A New York Times' article on older Japanese workers marginalising their younger colleagues underlines how little the old understand the young.
It is a biting commentary on older generations hanging on to their vested interests at the expense of their young's professional development.
Young Japanese workers are frustrated but are stumped by what to do about it.
They need to find an outlet for their many talents and interests.
Some young Japanese have not only quit their jobs -- after a period of trying to gain acceptance -- but left their country as well.
The phenomenon is not peculiar to Japan. At a certain publishing company in Malaysia you will hear a similar story.
Top executives are reluctant to promote promising thirty-somethings to decision-making positions for reasons best known to themselves.
An enlightened top-level executive may want to act on his middle manager's suggestion to move a bright young staff member to a higher rank but he will need all the energy he can get to overcome all hurdles put before him by people from the Human Resources Department.
It does not matter if the young worker in question is deserving of promotion.
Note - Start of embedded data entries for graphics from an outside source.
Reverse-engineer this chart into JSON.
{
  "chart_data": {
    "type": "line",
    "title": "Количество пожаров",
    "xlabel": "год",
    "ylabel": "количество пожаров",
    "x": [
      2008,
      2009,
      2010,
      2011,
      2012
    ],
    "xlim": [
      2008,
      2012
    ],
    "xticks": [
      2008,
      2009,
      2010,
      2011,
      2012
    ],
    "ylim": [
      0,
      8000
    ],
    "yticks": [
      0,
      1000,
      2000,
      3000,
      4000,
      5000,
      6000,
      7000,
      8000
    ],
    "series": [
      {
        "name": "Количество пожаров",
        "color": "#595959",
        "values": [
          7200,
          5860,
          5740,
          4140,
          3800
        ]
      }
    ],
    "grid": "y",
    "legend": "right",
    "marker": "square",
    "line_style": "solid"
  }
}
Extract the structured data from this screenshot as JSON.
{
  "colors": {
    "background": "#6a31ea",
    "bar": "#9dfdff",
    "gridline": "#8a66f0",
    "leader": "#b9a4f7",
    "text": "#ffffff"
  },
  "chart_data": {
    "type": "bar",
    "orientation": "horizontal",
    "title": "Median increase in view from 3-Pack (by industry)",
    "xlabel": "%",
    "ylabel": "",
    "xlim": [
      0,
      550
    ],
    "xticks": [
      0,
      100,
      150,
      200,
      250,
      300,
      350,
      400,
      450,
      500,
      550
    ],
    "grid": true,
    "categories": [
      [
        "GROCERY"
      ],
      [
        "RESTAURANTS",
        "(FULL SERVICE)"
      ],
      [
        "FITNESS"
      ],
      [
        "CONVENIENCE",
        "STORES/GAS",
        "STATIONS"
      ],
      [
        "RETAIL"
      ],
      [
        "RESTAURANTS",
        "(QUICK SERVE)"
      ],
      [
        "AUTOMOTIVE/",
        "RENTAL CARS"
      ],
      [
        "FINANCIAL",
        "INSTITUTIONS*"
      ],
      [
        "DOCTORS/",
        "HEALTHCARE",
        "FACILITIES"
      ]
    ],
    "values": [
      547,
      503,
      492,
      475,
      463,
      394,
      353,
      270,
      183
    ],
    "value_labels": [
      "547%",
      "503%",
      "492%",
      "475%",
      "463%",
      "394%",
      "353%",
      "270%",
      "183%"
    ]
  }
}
We hear of great working environments in game-changing companies such as Google where the young are allowed to fully express themselves and rewarded for their creativity.
It sounds like a dream.
Talented young Malaysian employees, like their Japanese counterparts mentioned in the New York Times' article, are exactly the type of people that the publishing company needs to boost its falling circulation figures and change the face of an aging organisation.
It is unfortunate that they are not given a chance to show what they can do.
Many have left and further resignations are expected. Nobody wants to work in a firm where the negative attitudes of older workers foster a culture of failure.
A dramatic reversal of policy still seems light years away.